ROS architectural tips - cse481sp17/cse481c GitHub Wiki
Here are some considerations and tips for designing the architecture of your system.
It is a good idea to split your code into multiple nodes to do different tasks, rather than put everything into one giant node. The advantages of splitting your code include:
- It's easy to divide the work between team members
- It reduces the chance of conflicts in Git
- It makes your code easier to understand
- Different nodes can be written in different languages
- If a node crashes, you can restart the faulty node without restarting your whole system
On a technical note, having multiple nodes adds a form of parallelism to your system. This is because each node is run in its own process.
Launch files are a useful tool for starting up multiple nodes at the same time. While you could open 10 terminal windows with tmux, this leaves you prone to forgetting which nodes have been restarted, what parameters were set, etc.
You should read the launch file documentation and see what options are available to you.
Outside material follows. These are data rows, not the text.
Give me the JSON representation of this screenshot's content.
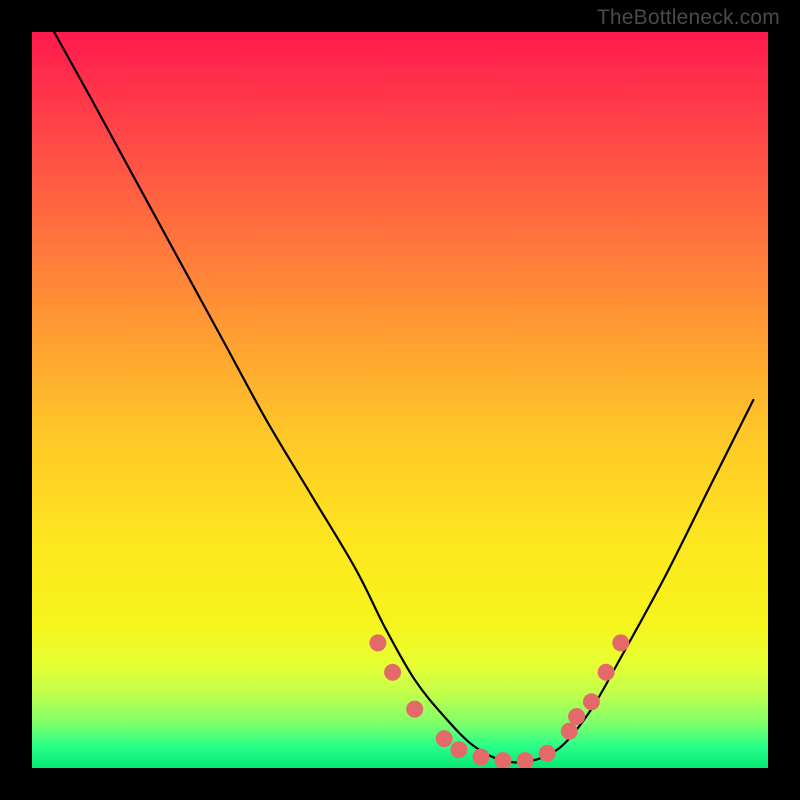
{
  "watermark": "TheBottleneck.com",
  "chart_data": {
    "type": "line",
    "title": "",
    "xlabel": "",
    "ylabel": "",
    "xlim": [
      0,
      100
    ],
    "ylim": [
      0,
      100
    ],
    "grid": false,
    "legend": false,
    "series": [
      {
        "name": "curve",
        "x": [
          3,
          8,
          14,
          20,
          26,
          32,
          38,
          44,
          48,
          52,
          56,
          60,
          64,
          68,
          72,
          76,
          80,
          86,
          92,
          98
        ],
        "y": [
          100,
          91,
          80,
          69,
          58,
          47,
          37,
          27,
          19,
          12,
          7,
          3,
          1,
          1,
          3,
          8,
          15,
          26,
          38,
          50
        ]
      }
    ],
    "markers": {
      "name": "points",
      "color": "#e46a6a",
      "x": [
        47,
        49,
        52,
        56,
        58,
        61,
        64,
        67,
        70,
        73,
        74,
        76,
        78,
        80
      ],
      "y": [
        17,
        13,
        8,
        4,
        2.5,
        1.5,
        1,
        1,
        2,
        5,
        7,
        9,
        13,
        17
      ]
    }
  }
}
Here are a few useful tips.
If you store config files in your Git repository, the substitution arg $(find PACKAGENAME)
expands to the directory of a package.
For example, if you store an RViz config file in /home/teamN/catkin_ws/src/cse481c/grocerybot/config/grocery.rviz
, you can run RViz with that config file by passing in the -d
option:
<node name="$(anon rviz)" pkg="rviz" type="rviz" args="-d $(find grocerybot)/config/grocery.rviz" />
If you have a stateless node that might crash once in a while, you can configure that node to automatically restart by setting respawn="true"
in the <node>
tag.
<node name="perception_server" pkg="grocerybot" type="perception_server" respawn="true" />
Suppose you have a node that is critical to your system (for example, your main node).
Rather than hobble along silently if that node crashes, you might want to "fail fast" so that you can debug your system.
In that case, you can set required="true"
on a <node>
, which shuts down everything in the launch file if that one node fails.
<node name="grocerybot_main" pkg="grocerybot" type="main.py" required="true" />
You will need to use either topics, services, or actions to communicate between nodes.
Topics are good when multiple nodes need to know the same information. Topics should be used for "fire and forget" use cases, where the publisher doesn't care about getting a response back. A third consideration is that subscribers should be able to process the data faster than the data is being published. If not, then some of the messages will be dropped.
Latched topics send the most recently published message to any subscribers that join the topic at a later time. This is useful for storing state that other nodes might need to "catch up" on. For example, our map annotator node published the list of poses to a latched topic. This allowed web browsers to subscribe to the topic and get the list of poses. While it's possible to implement a service that returns a list of poses, there's no way to know if the pose list changed unless you periodically call the service to check for updates.
Services are exactly like a function call. You call the service with some input and get some output in response. One disadvantage of services is that when you call a service, your program will block until the service call returns. As a result, services are best used for fast operations, or for operations in which there is literally nothing else productive for the robot to do while it waits.
long_service_call1(req1) # Blocks for 10 seconds
long_service_call2(req1) # Blocks for 10 seconds
# You just waited for 20 seconds
Actions are like services, but better suited for long-running operations. The downside is that actions are the most complicated to implement. If you implement an action server, a client can "start" an action and do other things while the action runs. You can also receive periodic feedback messages if you want to know about the progress of the system.
long_action_client1.send_goal(goal1) # Starts an action that takes 10 seconds
long_action_client2.send_goal(goal2) # Starts an action that takes 10 seconds
# The two actions run in parallel
long_action_client1.wait_for_result()
long_action_client2.wait_for_result()
# You just waited for 10 seconds
You might want to think about which nodes are stateless, meaning that it doesn't hold state in-memory that is important to the functioning of your system. In other words, a stateless node can be killed and restarted without affecting your system. For example, the map annotator system from Lab 18 should have been stateless. Although it held important state (the list of poses), it simply read the list of poses from a pickle file on startup. If, for example, the map annotator server didn't save the poses to disk, then it would be a stateful server. Restarting that server would be a disaster because you would lose the pose list.
Stateless nodes are, in general, better than stateful nodes because you can restart a stateless node without affecting the system. However, you can't avoid having at least one stateful node.
If you have one stateful node, it should be the "main" node. The main node contains the outer loop of your system and controls the logic and flow of your system. Because it is a critical part of your system, you want the main node to be resilient and never crash. To do this, you will want to avoid doing "real" work in your node and just delegate to other nodes. Then, you can use try/catch statements and do other error handling to make sure that the node never crashes.
Even if something bad does happen, your main node should simply direct the UI to say something like "Sorry, I'm currently out of service." This will maintain the best possible customer experience.